Janus kinase type 3 (JAK3), an emerging target for treating autoimmune diseases, possesses a front pocket cysteine that is targeted by covalent modifiers, best represented by the marketed drug ritlecitinib (1). Recently, 2,3-dihydro-1H-inden-1-ylcyanamides have been developed as novel JAK3 inhibitors. Among them, the N-(6-(7H-pyrrolo[2,3-d]pyrimidin-4-yl)-2,3-dihydro-1H-inden-1-yl)cyanamide inhibitor (2) and its methylated analogue (3), while being potent inhibitors, displayed different mechanisms of action (covalent vs noncovalent) and binding modes (Casimiro-Garcia et al., J Med Chem 2018). Prompted by this intriguing behavior, we applied a multiscale approach to characterize the reaction mechanism between the JAK3 front-pocket Cys909 and cyanamide-based inhibitors. Quantum mechanics/molecular mechanics simulations showed that 2 can readily form an isothiourea adduct with the Cys909 only when a conserved water molecule assists the reaction as a proton shuttle and that methylation of the 2,3-dihydro-1H-inden-1-ylcyanamide moiety of 2 hampers the isothiourea formation by displacing this water molecule. Metadynamics and thermodynamic integration simulations were applied to investigate the relative abundance of alternative poses accessible to 2,3-dihydro-1H-inden-1-ylcyanamides, explaining the effect of methylation on the relative binding mode preference. This multiscale approach provides new chemical insights into the mechanism of action of cyanamide inhibitors and emerges as an effective protocol to investigate the interaction between drugs and molecular targets.
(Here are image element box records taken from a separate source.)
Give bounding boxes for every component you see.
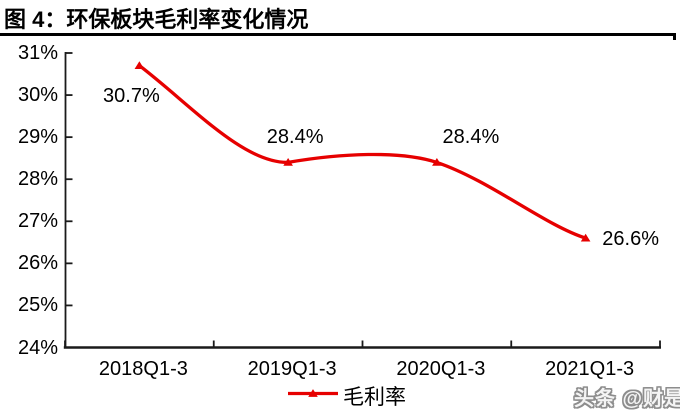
data-point-label: 28.4%: [266, 126, 324, 149]
x-axis-label: 2018Q1-3: [98, 358, 188, 380]
data-point-label: 30.7%: [103, 84, 160, 107]
data-point-label: 26.6%: [602, 228, 659, 251]
x-axis-label: 2020Q1-3: [396, 358, 486, 380]
figure-title: 图 4：环保板块毛利率变化情况: [4, 7, 309, 32]
series-line-毛利率: [137, 63, 588, 240]
y-axis-label: 29%: [17, 126, 58, 149]
y-axis-label: 28%: [17, 168, 58, 191]
y-axis-label: 26%: [17, 252, 58, 275]
x-axis-label: 2019Q1-3: [247, 358, 337, 380]
y-axis-label: 31%: [17, 42, 58, 64]
y-axis-label: 24%: [17, 336, 58, 359]
data-point-marker: [134, 61, 145, 70]
title-separator-line: [0, 33, 676, 36]
data-point-label: 28.4%: [442, 126, 500, 149]
y-axis-label: 25%: [17, 294, 58, 317]
x-axis-label: 2021Q1-3: [545, 358, 635, 380]
y-axis-label: 27%: [17, 210, 58, 233]
data-point-marker: [580, 233, 591, 242]
legend-series-label: 毛利率: [343, 386, 406, 409]
title-separator-end-tick: [673, 33, 676, 40]
watermark: 头条 @财是: [574, 388, 680, 410]
y-axis-label: 30%: [17, 84, 58, 107]
legend-marker: [308, 389, 318, 397]
data-point-marker: [283, 157, 293, 166]
data-point-marker: [432, 157, 442, 166]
贾纳斯激酶3（Janus kinase type 3, JAK3）是治疗自身免疫疾病的新兴治疗靶点，其前沿口袋含有一个可被共价修饰剂靶向的半胱氨酸残基，该类修饰剂以上市药物利特昔替尼（ritlecitinib，1）为典型代表。近期，2,3-二氢-1H-茚-1-基氰胺类化合物被开发为新型JAK3抑制剂。在该类化合物中，N-(6-(7H-吡咯并[2,3-d]嘧啶-4-基)-2,3-二氢-1H-茚-1-基)氰胺抑制剂（2）及其甲基化类似物（3）虽均为强效抑制剂，但展现出截然不同的作用机制（共价与非共价）与结合模式（Casimiro-Garcia等，《Journal of Medicinal Chemistry》, 2018）。受这一有趣现象的启发，我们采用多尺度方法，对JAK3前沿口袋Cys909与氰胺类抑制剂之间的反应机制开展表征。量子力学/分子力学（quantum mechanics/molecular mechanics, QM/MM）模拟结果表明：仅当保守水分子作为质子穿梭体辅助反应时，抑制剂2才可与Cys909快速形成异硫脲加合物；而对抑制剂2的2,3-二氢-1H-茚-1-基氰胺基团进行甲基化，会通过取代该保守水分子，阻碍异硫脲加合物的生成。此外，我们通过元动力学（metadynamics）与热力学积分（thermodynamic integration）模拟，探究了2,3-二氢-1H-茚-1-基氰胺类化合物的可及备选结合构象的相对丰度，阐明了甲基化对其相对结合模式偏好性的调控作用。本多尺度方法不仅为氰胺类抑制剂的作用机制提供了全新的化学见解，同时也为研究药物与分子靶点的相互作用提供了一套高效可行的研究范式。